There is growing interest in identifying biologic markers that would help tailoring treatment to individuals by recognizing reliable response predictors. Such markers may be related to cell proliferation, cell cycles, angiogenesis, or signal transduction. In the previously discussed NeoSphere study, tumor and blood specimens from >95% of patients have been collected and are being probed.49

HER2-specific vaccines are an interesting new concept that have been evaluated in preclinical studies, with the hypothesis that generation of an anti-HER2 immune response may lead to slower tumor development at early stages. Different vaccine strategies are being tested.56

Several other key questions need to be investigated further, such as the preferred chemotherapy for combination with trastuzumab (anthracycline versus nonanthracycline-based therapy) and the optimal duration of trastuzumab in patients who achieve pathologic complete response after preoperative chemotherapy with trastuzumab.

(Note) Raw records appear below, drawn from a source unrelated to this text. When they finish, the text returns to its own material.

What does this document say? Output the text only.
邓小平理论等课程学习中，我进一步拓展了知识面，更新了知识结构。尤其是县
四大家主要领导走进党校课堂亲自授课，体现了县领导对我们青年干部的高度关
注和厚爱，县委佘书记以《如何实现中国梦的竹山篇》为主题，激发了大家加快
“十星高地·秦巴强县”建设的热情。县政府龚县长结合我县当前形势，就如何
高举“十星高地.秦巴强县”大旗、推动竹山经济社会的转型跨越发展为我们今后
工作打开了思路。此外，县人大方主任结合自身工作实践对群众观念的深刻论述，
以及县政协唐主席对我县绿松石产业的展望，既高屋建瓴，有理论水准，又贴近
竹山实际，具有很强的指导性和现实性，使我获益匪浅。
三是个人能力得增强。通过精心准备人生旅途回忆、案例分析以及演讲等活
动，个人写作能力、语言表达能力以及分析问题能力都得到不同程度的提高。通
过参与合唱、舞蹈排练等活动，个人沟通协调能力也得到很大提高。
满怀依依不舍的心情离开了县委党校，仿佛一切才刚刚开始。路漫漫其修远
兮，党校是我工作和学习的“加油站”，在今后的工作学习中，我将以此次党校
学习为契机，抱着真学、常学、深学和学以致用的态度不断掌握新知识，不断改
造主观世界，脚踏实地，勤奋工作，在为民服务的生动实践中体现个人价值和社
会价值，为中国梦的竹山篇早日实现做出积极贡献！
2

Lastly, a randomized clinical trial comparing the benefit of trastuzumab in combination with chemotherapy in the preoperative versus postoperative setting is also needed to determine the best strategy to administer trastuzumab-based chemotherapy.

Conclusion

Many good quality clinical studies suggest that trastuzumab should be incorporated in the preoperative treatment of women with HER2-positve disease, a fact that is already incorporated into the current National Comprehensive Cancer Network guidelines. As discussed in this paper, several key questions still need to be addressed, including the preferred combination chemotherapy and the optimal duration of trastuzumab in patients who achieve a complete pathologic response after preoperative chemotherapy.